Satu minggu ini dia mencoba menata hatinya lagi. Bahwa yang pergi biarkan pergi yang akan menjadi miliknya akan kembali padanya.
Dia membiarkan semesta bekerja. Dia biarkan hatinya hancur lebur kemudian utuh kembali dengan waktu.
Rasa cinta nya pada Sana akan dia simpan dan dia bawa kemanapun dia pergi
— sampai dia lupa kalau dia masih menyimpan cinta yang belum dia sampaikan.
Ruangan semakin memanas. Bulir keringat berjatuhan dibalik kemeja putih nya. Akhirnya dia bisa tersenyum setelah menjabat tangan dosen penguji pada ruang sidang, dia bisa lihat raut wajah puas dari wajah dosen-dosennya.
Dia juga merasa lega karna akhirnya semua berjalan sesuai harapannya.
"Selamat ka.. "
Dia tidak menyangka kalau orang yang akan dia temui setelah sidang adalah adiknya sendiri.
Danu yang langsung memeluknya membuat tubuh nya terasa kaku. Rasanya sudah lama dia tidak merasakan hal hangat dari keluarga. Pikirannya menerawang jauh mengingat kembali masa kecil bersama Danu.
"Aku bangga—kaka selalu keren.."
Suara Danu menyentuh hati kecilnya, matanya memerah. Dia baru menyadarinya kalau hubungan nya dengan Danu sudah sangat renggang, tidak seperti seorang kaka dan adik, dulu dia dan Danu begitu dekat. Dia merasa bersalah pada Danu karna menjadi Kaka yang tidak baik. Dia masih tidak percaya kalau Danu akan hadir pada sidang skripsi nya.

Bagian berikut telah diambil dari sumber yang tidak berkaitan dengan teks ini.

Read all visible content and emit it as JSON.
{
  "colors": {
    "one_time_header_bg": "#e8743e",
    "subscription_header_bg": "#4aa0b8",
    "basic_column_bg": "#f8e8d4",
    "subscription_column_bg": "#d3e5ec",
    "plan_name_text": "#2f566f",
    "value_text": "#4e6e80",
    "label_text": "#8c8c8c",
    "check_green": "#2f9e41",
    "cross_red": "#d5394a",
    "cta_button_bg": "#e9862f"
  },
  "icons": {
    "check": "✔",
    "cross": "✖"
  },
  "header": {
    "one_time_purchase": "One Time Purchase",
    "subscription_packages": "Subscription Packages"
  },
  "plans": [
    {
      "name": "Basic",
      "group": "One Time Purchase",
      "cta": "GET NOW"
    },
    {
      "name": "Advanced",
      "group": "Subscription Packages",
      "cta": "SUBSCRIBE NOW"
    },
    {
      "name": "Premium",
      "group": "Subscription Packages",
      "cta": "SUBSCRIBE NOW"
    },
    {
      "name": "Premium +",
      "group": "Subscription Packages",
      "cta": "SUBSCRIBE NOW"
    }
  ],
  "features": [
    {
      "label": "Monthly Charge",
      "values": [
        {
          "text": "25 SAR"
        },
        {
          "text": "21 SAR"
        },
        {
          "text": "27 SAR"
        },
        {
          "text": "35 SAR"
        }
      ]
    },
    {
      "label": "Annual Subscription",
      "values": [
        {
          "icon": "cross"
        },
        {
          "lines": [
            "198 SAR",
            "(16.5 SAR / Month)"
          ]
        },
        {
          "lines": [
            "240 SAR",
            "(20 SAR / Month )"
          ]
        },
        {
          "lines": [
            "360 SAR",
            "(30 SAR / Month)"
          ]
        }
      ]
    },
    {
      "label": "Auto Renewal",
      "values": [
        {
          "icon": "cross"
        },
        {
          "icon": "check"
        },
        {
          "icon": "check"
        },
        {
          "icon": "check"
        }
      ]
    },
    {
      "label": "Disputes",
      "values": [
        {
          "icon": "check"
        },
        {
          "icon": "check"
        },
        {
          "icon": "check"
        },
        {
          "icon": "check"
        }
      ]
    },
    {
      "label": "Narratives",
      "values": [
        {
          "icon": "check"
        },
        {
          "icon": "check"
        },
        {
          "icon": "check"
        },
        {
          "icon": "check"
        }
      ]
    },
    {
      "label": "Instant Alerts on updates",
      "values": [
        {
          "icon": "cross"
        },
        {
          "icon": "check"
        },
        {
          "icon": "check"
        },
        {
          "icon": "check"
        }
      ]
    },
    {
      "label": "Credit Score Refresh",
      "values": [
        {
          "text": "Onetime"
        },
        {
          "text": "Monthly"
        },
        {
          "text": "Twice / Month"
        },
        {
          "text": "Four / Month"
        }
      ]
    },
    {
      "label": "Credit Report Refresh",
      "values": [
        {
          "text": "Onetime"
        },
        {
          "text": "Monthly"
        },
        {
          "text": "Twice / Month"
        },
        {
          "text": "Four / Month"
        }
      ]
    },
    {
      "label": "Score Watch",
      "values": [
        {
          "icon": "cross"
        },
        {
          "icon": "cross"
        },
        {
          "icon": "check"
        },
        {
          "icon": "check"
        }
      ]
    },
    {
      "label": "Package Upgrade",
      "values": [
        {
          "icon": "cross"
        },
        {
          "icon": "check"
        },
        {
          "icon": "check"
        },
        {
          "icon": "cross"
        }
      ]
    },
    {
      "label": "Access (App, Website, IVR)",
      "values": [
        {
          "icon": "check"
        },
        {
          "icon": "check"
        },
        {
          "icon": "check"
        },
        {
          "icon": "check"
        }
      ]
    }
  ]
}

Pelukan Danu semakin erat tepukan kecil pada punggung juga semakin membuat hatinya terenyuh. Mungkin kalau orang tua nya berlaku adil dan tidak membeda-bedakan antara gaya hidupnya dengan Danu, dia tidak akan sebenci ini dengan Danu.
Kalau dia bisa berpikir panjang semua itu bukanlah salah Danu. Selama ini Danu juga tidak pernah menyombongkan diri didepannya. Dia baru sadar betapa Danu terus membela nya didepan kedua orang tuanya, dan Danu yang selalu bersikap sopan terhadapnya.
Walau dengan perasaan yang ragu dia mulai mengangkat tangannya, membalas pelukan Danu.
"Makasih.. "
Danu tersenyum sudah sangat lama dia tidak mendengar suara Tzul selembut ini saat berbicara pada nya.
Ada harapan yang Danu lantunkan dihatinya, semoga hubunganya dengan Tzul membaik. Dia merindukan seorang kaka yang sudah lama hilang.
Baginya Tzul tetaplah panutannya, Tzul banyak memberikan pelajaran bagaimana menjadi seorang manusia
—bagaimana cara mengendarai sepeda, bagaimana menuangkan susu pada mangkok sereal dan bagaimana cara memegang pensil yang baik.
Mungkin kalau bukan Tzul yang menjadi kaka nya Danu hanyalah laki-laki cupu yang tidak bisa menjadi apa-apa.
Hal itu juga yang membuat Danu memilih duduk di sekolah yang sama dari TK hingga SMA.
Semua berubah saat kedua orang tuanya terutama Ayahnya meminta keduanya untuk kuliah bisnis.
Danu yang tidak pernah menolak apa yang orang tuanya katakan akhirnya mengikuti apa yang orang tuanya perintahkan, sedangkan Tzul menolak. Karna dia merasa bisnis bukanlah jalannya.
Sejak saat itu orang tuanya selalu membandingkan Tzul dan Danu. Dari mulai prestasi selama kuliah hingga hal sekecil gaya rambut pun Tzul selalu salah dimata kedua orang tuanya.
Tzul memutuskan untuk mengikuti kata hatinya, dia ambil jurusan yang dia sukai walau mungkin jalannya tidak mulus pada akhirnya dia bisa menyelesaikan apa yang sudah dia mulai.